In [1]:
from torch.utils.data import DataLoader
import math
from sentence_transformers import SentenceTransformer, LoggingHandler, losses, util, InputExample
from sentence_transformers.evaluation import EmbeddingSimilarityEvaluator
import logging
from datetime import datetime
import os
import gzip
import csv
import pandas as pd
from datasets import load_dataset, Dataset
from sklearn.model_selection import train_test_split

In [2]:
dataset = load_dataset("mteb/cqadupstack-physics", "corpus")

In [3]:
model_name = 'sentence-transformers/multi-qa-distilbert-cos-v1'
train_batch_size = 16
num_epochs = 4
model_save_path = (
    "output/fune_tuning_model-multi-qa-distilbert-cos-v1-" + datetime.now().strftime("%Y-%m-%d_%H-%M-%S")
)

In [4]:
# Load a pre-trained sentence transformer model
model = SentenceTransformer(model_name)



In [5]:
index = dataset['corpus'].shape[0]
train_index = int(index*0.6)
dev_index = int(index*0.8)

In [6]:
print(index, train_index, dev_index)

38316 22989 30652


In [63]:
dataset_shuffled = dataset['corpus'].shuffle()
train_samples = Dataset.from_dict(dataset_shuffled[0:train_index])
dev_samples = Dataset.from_dict(dataset_shuffled[train_index:dev_index])
test_samples = Dataset.from_dict(dataset_shuffled[dev_index:index])

In [8]:
train_samples

Dataset({
    features: ['_id', 'title', 'text'],
    num_rows: 22989
})

In [62]:
scores = 0
for i in range(dev_samples.shape[0]):
    query_emb = model.encode(dev_samples['title'][i])
    doc_emb = model.encode(dev_samples['text'][i])
    scores = scores + util.dot_score(query_emb, doc_emb)[0].cpu().tolist()[0]
average_scores = scores/dev_samples.shape[0]
average_scores

0.6247630876302719

In [55]:
title_emb = model.encode(test_samples['title'])
text_emb = model.encode(test_samples['text'])

In [60]:
util.dot_score(title_emb, text_emb)

tensor([[ 0.5289,  0.0455,  0.0390, -0.0522],
        [ 0.1713,  0.9204,  0.0970, -0.0586],
        [ 0.0643,  0.0635,  0.7392, -0.0274],
        [ 0.0803, -0.0065, -0.0295,  0.5844]])

In [30]:
train_dataloader = DataLoader(train_samples, shuffle=True, batch_size=train_batch_size)
train_loss = losses.CosineSimilarityLoss(model=model)

In [31]:
logging.info("Read STSbenchmark dev dataset")
evaluator = EmbeddingSimilarityEvaluator.from_input_examples(dev_samples, name="dev")
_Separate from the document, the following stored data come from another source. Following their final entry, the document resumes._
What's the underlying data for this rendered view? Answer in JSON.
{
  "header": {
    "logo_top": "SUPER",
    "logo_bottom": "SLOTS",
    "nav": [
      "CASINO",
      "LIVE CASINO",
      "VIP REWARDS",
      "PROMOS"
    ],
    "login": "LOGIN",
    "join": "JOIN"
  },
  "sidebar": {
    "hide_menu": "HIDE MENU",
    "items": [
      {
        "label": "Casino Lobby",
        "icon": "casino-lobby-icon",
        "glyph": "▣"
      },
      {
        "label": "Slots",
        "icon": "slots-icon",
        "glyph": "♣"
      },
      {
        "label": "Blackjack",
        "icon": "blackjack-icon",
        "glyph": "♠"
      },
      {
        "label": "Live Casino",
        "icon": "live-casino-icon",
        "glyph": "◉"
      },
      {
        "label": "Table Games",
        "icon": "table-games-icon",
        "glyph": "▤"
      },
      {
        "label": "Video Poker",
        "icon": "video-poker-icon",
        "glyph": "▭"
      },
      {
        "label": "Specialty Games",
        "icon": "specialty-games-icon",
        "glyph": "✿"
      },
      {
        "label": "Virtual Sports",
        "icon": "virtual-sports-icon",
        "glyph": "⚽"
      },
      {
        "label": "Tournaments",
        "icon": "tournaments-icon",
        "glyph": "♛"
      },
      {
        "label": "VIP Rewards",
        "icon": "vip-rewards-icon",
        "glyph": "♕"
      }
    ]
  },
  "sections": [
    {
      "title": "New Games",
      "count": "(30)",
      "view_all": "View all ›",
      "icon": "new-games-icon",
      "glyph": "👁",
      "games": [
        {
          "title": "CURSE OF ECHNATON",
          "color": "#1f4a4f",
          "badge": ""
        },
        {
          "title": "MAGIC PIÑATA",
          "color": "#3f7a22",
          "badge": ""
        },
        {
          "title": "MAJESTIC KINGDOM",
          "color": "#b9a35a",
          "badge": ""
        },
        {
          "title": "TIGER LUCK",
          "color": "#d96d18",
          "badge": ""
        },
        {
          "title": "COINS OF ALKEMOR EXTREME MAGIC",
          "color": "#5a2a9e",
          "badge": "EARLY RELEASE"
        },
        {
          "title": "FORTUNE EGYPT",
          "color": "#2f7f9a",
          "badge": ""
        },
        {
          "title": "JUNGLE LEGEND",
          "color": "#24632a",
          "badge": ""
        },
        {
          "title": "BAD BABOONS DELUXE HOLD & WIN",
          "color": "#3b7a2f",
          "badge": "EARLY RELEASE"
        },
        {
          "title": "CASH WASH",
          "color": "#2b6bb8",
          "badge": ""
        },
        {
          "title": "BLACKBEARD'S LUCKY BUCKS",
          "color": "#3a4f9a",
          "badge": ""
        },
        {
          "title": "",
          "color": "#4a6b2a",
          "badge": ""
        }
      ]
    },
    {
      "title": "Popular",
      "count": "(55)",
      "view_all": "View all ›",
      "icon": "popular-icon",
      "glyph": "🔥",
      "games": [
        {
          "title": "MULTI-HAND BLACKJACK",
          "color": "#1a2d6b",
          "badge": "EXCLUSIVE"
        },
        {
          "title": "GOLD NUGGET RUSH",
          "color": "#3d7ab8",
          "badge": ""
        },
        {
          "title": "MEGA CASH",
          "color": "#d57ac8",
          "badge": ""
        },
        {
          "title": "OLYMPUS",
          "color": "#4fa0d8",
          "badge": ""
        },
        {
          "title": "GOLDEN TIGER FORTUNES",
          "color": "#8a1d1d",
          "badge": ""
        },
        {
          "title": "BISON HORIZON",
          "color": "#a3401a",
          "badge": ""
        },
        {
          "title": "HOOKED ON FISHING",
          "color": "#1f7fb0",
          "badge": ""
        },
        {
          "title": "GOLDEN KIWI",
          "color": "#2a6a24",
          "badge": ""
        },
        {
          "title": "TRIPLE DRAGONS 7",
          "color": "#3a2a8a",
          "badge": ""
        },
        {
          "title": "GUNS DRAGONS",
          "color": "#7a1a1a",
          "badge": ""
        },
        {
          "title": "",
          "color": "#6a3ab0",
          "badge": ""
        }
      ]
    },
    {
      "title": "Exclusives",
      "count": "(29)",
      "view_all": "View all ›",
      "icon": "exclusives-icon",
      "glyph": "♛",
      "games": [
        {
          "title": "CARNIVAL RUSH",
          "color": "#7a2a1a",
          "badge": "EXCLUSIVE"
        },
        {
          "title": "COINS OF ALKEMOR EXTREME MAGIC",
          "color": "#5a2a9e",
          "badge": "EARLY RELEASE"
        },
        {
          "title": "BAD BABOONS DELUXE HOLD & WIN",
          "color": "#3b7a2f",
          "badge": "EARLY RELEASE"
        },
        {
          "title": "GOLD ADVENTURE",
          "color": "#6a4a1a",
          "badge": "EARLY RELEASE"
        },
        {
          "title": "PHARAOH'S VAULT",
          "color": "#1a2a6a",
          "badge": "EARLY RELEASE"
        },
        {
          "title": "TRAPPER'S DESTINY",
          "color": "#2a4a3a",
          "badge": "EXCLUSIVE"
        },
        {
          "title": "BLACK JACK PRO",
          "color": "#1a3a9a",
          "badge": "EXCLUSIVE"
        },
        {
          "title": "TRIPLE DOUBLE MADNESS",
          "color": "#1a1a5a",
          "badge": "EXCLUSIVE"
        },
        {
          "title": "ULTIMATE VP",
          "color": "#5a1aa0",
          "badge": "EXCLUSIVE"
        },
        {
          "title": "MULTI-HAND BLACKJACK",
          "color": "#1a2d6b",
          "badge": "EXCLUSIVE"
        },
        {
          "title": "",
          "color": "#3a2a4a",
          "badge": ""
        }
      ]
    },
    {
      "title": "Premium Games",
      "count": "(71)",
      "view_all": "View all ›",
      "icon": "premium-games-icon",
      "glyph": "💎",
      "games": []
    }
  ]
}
AttributeError: 'dict' object has no attribute 'texts'

In [None]:
warmup_steps = math.ceil(len(train_dataloader) * num_epochs * 0.1)  # 10% of train data for warm-up
logging.info("Warmup-steps: {}".format(warmup_steps))

In [None]:
# Train the model
model.fit(
    train_objectives=[(train_dataloader, train_loss)],
    evaluator=evaluator,
    epochs=num_epochs,
    evaluation_steps=1000,
    warmup_steps=warmup_steps,
    output_path=model_save_path,
)

In [32]:
model = SentenceTransformer(model_save_path)
test_evaluator = EmbeddingSimilarityEvaluator.from_input_examples(test_samples, name="test")
test_evaluator(model, output_path=model_save_path)



OSError: output/fune_tuning_model-multi-qa-distilbert-cos-v1-2024-05-09_15-48-55 is not a local folder and is not a valid model identifier listed on 'https://huggingface.co/models'
If this is a private repository, make sure to pass a token having permission to this repo either by logging in with `huggingface-cli login` or by passing `token=<your_token>`